Resposta do Conselho Federal de Farmácia
Em nota ao g1, o CFF:
• Rebateu as críticas de entidades médicas, afirmando que a prescrição terapêutica não é uma atividade exclusiva dos médicos;
• Destacou que a prescrição será restrita aos farmacêuticos com registro de especialista;
• Esclareceu que a norma não autoriza a prescrição de medicamentos com notificação de receita, como os de tarja preta;
• Citou exemplos de atuação já reconhecidos pelo Ministério da Saúde, como a prescrição de profilaxias pré e pós-exposição ao HIV (PrEP e PEP).
Reação das Entidades Médicas
O Conselho Federal de Medicina (CFM) classificou a resolução como “absolutamente ilegal” e afirmou que levará a questão à Justiça. O conselheiro Francisco Eduardo Cardoso criticou a decisão do CFF:
“Eles vão ter que responder na Justiça por publicarem uma norma ilegal que coloca em risco a saúde da população. O farmacêutico não tem competência legal e técnica para prescrever medicamentos.”

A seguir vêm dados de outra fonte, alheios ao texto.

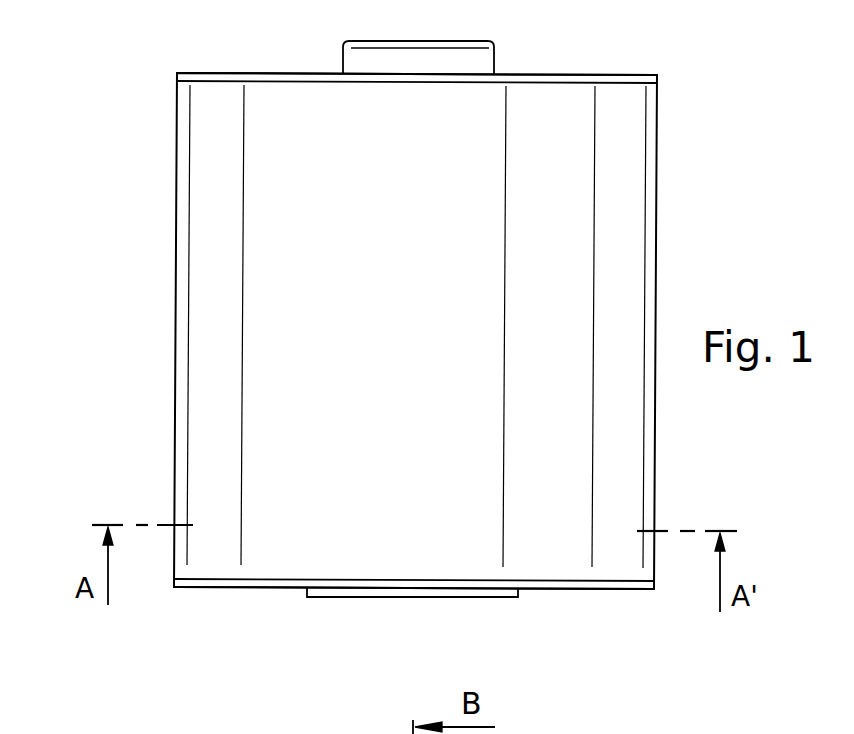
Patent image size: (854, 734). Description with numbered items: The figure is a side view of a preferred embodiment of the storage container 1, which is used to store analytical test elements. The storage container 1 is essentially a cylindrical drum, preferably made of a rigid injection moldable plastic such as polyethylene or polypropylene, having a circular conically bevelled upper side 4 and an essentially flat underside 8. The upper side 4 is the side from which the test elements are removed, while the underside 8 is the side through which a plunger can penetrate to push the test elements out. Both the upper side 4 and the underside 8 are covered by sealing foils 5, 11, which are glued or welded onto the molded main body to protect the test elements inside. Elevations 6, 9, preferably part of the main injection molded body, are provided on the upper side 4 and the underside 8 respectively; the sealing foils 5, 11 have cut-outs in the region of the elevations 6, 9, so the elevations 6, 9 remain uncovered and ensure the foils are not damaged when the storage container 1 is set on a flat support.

The storage container 1 is at (150, 359).
The conically bevelled upper side of the storage container 4 is at (625, 58).
The sealing foil for the upper side 5 is at (177, 73).
The elevation on the conically bevelled upper side 6 is at (356, 62).
The flat underside of the storage container 8 is at (558, 618).
The elevation on the flat underside 9 is at (388, 597).
The sealing foil for the underside 11 is at (203, 583).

A Associação Paulista de Medicina (APM) também se manifestou contra a medida, afirmando que a prescrição médica envolve um processo detalhado de diagnóstico e acompanhamento, para o qual os farmacêuticos não possuem formação adequada.
“O médico passa por anos de estudo e especialização para diagnosticar corretamente e prescrever tratamentos eficazes. O farmacêutico pode orientar sobre o uso correto dos medicamentos, mas não tem a formação necessária para definir um tratamento”, afirmou o presidente da APM, Antônio José Gonçalves.
Disputa de Mercado
A professora Maria Fernanda Salomão, da FMU, defendeu a medida, afirmando que a resistência das entidades médicas está relacionada a uma disputa de mercado. Ela ressaltou que a prescrição farmacêutica já ocorre em outros países, como Austrália e Reino Unido, e que os farmacêuticos podem contribuir para ampliar o acesso à saúde.
“Essa prescrição será documentada e acompanhada. Se houver algum dano ao paciente, a farmácia poderá ser responsabilizada. Precisamos pensar na saúde coletiva e na colaboração entre profissionais da área”, argumentou.
Disputa Judicial
A nova resolução do CFF surge meses após a Justiça Federal no DF considerar ilegal uma norma anterior que autorizava farmacêuticos a receitar medicamentos sem prescrição médica. Ainda cabe recurso da decisão.
Especialistas acreditam que a atual resolução seguirá o mesmo caminho e poderá ser contestada judicialmente antes de entrar em vigor. Enquanto isso, o debate continua, colocando em evidência os limites da atuação dos profissionais da saúde no Brasil.